Ваша истинная цель, подумал он.
— Моя задача — защитить Николь. Естественно, поскольку вы скоро будете предпринимать резкие выпады в ее сторону…
— Я думаю, вы лжете, — прервал его Конгротян. — Я никогда бы не мог сделать ничего подобного. Не по отношению к Николь.
Уайлдер Пемброук поднял бровь. Затем он повернулся и нажал кнопку лифта, чтобы спуститься вниз в поисках психохимика из АО «Химия».
— Что вам нужно? — спросил Конгротян. Он очень подозрительно относился к людям из НП, так было всегда и так будет, и особенно с тех пор, как национальная полиция появилась в притоне драндулетов и схватила его.
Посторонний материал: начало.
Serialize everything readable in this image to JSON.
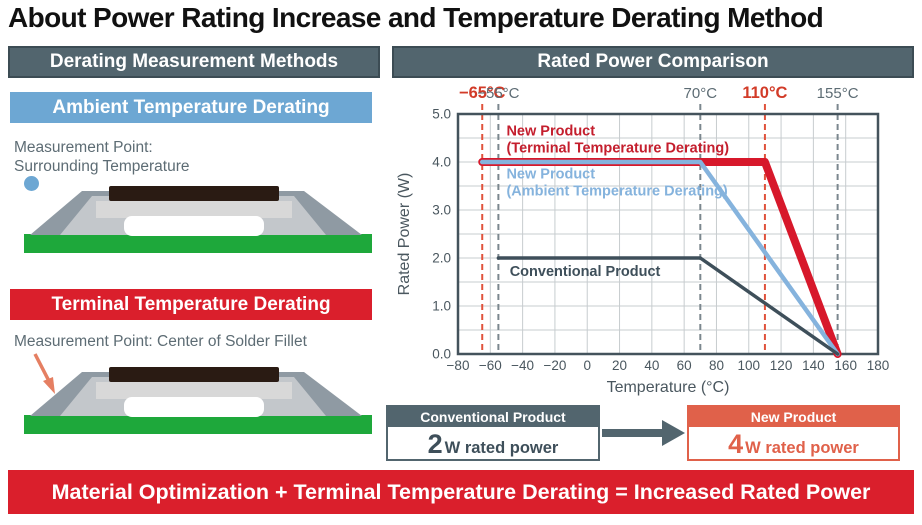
{
  "page_title": "About Power Rating Increase and Temperature Derating Method",
  "left_panel": {
    "header": "Derating Measurement Methods",
    "ambient_header": "Ambient Temperature Derating",
    "ambient_measurement_line1": "Measurement Point:",
    "ambient_measurement_line2": "Surrounding Temperature",
    "terminal_header": "Terminal Temperature Derating",
    "terminal_measurement": "Measurement Point: Center of Solder Fillet"
  },
  "right_panel": {
    "header": "Rated Power Comparison"
  },
  "chart_data": {
    "type": "line",
    "title": "Rated Power Comparison",
    "xlabel": "Temperature (°C)",
    "ylabel": "Rated Power (W)",
    "xlim": [
      -80,
      180
    ],
    "ylim": [
      0,
      5.0
    ],
    "grid": true,
    "x_ticks": [
      -80,
      -60,
      -40,
      -20,
      0,
      20,
      40,
      60,
      80,
      100,
      120,
      140,
      160,
      180
    ],
    "y_ticks": [
      0,
      1,
      2,
      3,
      4,
      5
    ],
    "y_tick_labels": [
      "0.0",
      "1.0",
      "2.0",
      "3.0",
      "4.0",
      "5.0"
    ],
    "x_grid_step": 20,
    "y_grid_step": 0.5,
    "reference_lines": [
      {
        "x": -65,
        "label": "−65°C",
        "label_color": "#d23b28",
        "line_color": "#e0523c",
        "bold": true
      },
      {
        "x": -55,
        "label": "−55°C",
        "label_color": "#5d6c74",
        "line_color": "#7b878e",
        "bold": false
      },
      {
        "x": 70,
        "label": "70°C",
        "label_color": "#5d6c74",
        "line_color": "#7b878e",
        "bold": false
      },
      {
        "x": 110,
        "label": "110°C",
        "label_color": "#d23b28",
        "line_color": "#e0523c",
        "bold": true
      },
      {
        "x": 155,
        "label": "155°C",
        "label_color": "#5d6c74",
        "line_color": "#7b878e",
        "bold": false
      }
    ],
    "series": [
      {
        "name": "New Product (Terminal Temperature Derating)",
        "color": "#d7182b",
        "width": 8,
        "points": [
          [
            -65,
            4.0
          ],
          [
            110,
            4.0
          ],
          [
            155,
            0
          ]
        ]
      },
      {
        "name": "New Product (Ambient Temperature Derating)",
        "color": "#85b3dd",
        "width": 4.5,
        "points": [
          [
            -65,
            4.0
          ],
          [
            70,
            4.0
          ],
          [
            155,
            0
          ]
        ]
      },
      {
        "name": "Conventional Product",
        "color": "#3e4f5a",
        "width": 3.5,
        "points": [
          [
            -55,
            2.0
          ],
          [
            70,
            2.0
          ],
          [
            155,
            0
          ]
        ]
      }
    ],
    "annotations": [
      {
        "lines": [
          "New Product",
          "(Terminal Temperature Derating)"
        ],
        "x": -50,
        "y": 4.55,
        "color": "#c41e2d"
      },
      {
        "lines": [
          "New Product",
          "(Ambient Temperature Derating)"
        ],
        "x": -50,
        "y": 3.66,
        "color": "#85b3dd"
      },
      {
        "lines": [
          "Conventional Product"
        ],
        "x": -48,
        "y": 1.62,
        "color": "#3e4f5a"
      }
    ]
  },
  "comparison": {
    "conventional_header": "Conventional Product",
    "conventional_value": "2",
    "conventional_unit": "W rated power",
    "new_header": "New Product",
    "new_value": "4",
    "new_unit": "W rated power"
  },
  "footer": "Material Optimization + Terminal Temperature Derating = Increased Rated Power",
  "colors": {
    "slate": "#52656e",
    "slate_dark": "#3c4c54",
    "slate_text": "#3e4f5a",
    "blue": "#6da7d3",
    "red": "#da1f2c",
    "salmon": "#e0614a",
    "green_pcb": "#1ea83b",
    "solder_gray": "#8f9aa3",
    "terminal_gray": "#c3c7cb",
    "body_gray": "#d8d8d8",
    "element_dark": "#2a1b13",
    "text_gray": "#5d6c74",
    "grid": "#c7cccf",
    "axis": "#44535c",
    "tick_text": "#4a575f",
    "arrow_salmon": "#e57f62"
  }
}
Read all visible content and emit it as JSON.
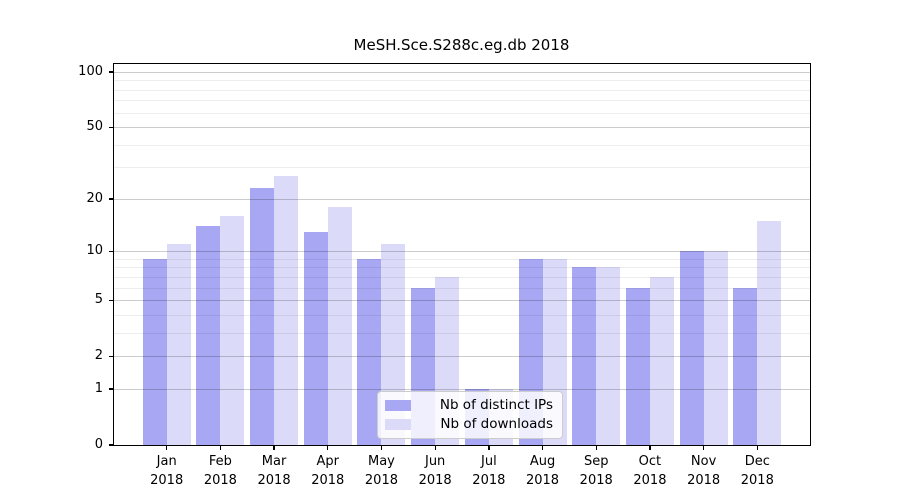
{
  "chart_data": {
    "type": "bar",
    "title": "MeSH.Sce.S288c.eg.db 2018",
    "categories": [
      "Jan 2018",
      "Feb 2018",
      "Mar 2018",
      "Apr 2018",
      "May 2018",
      "Jun 2018",
      "Jul 2018",
      "Aug 2018",
      "Sep 2018",
      "Oct 2018",
      "Nov 2018",
      "Dec 2018"
    ],
    "series": [
      {
        "name": "Nb of distinct IPs",
        "color": "#a7a7f3",
        "values": [
          9,
          14,
          23,
          13,
          9,
          6,
          1,
          9,
          8,
          6,
          10,
          6
        ]
      },
      {
        "name": "Nb of downloads",
        "color": "#dbdbf9",
        "values": [
          11,
          16,
          27,
          18,
          11,
          7,
          1,
          9,
          8,
          7,
          10,
          15
        ]
      }
    ],
    "xlabel": "",
    "ylabel": "",
    "yscale": "log1p",
    "ylim": [
      0,
      112
    ],
    "yticks": [
      0,
      1,
      2,
      5,
      10,
      20,
      50,
      100
    ],
    "minor_yticks": [
      3,
      4,
      6,
      7,
      8,
      9,
      30,
      40,
      60,
      70,
      80,
      90
    ],
    "grid": true,
    "legend_position": "lower-center"
  }
}
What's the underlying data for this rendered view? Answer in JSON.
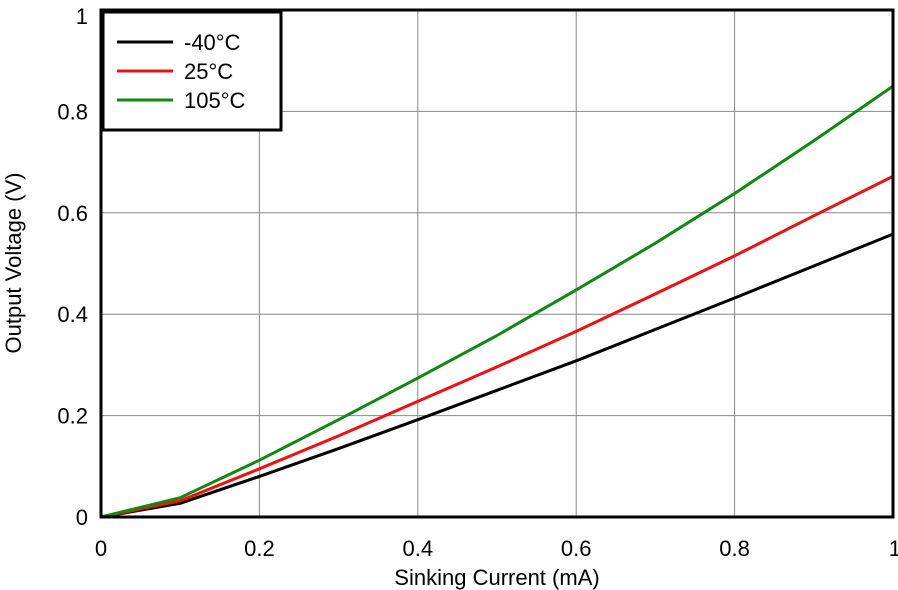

А этот человек вызывал у него еще большие подозрения и опасения, хотя он и не понимал почему.
— Я просто делаю свою работу, — повторил Пемброук.
И все же по каким-то необъяснимым причинам Конгротян ему не верил.
— Как вы теперь собираетесь лечиться? — спросил его Пемброук, когда двери лифта открылись. — Поскольку бы вывели из строя человека из АО «Химия»? — Он вошел в лифт, приглашая Конгротяна последовать за ним.
— При помощи моего собственного доктора. Эгон Саперс все же может меня вылечить.
— Вы хотите его видеть? Это можно устроить.
— Да, — живо ответил Конгротян. — И как можно быстрее. Он один во всем мире на моей стороне.
— Я мог бы сам вас туда отвезти, — проговорил Пемброук с задумчивым выражением на непроницаемом, хмуром лице. — Если бы счел нужным… но я не совсем уверен…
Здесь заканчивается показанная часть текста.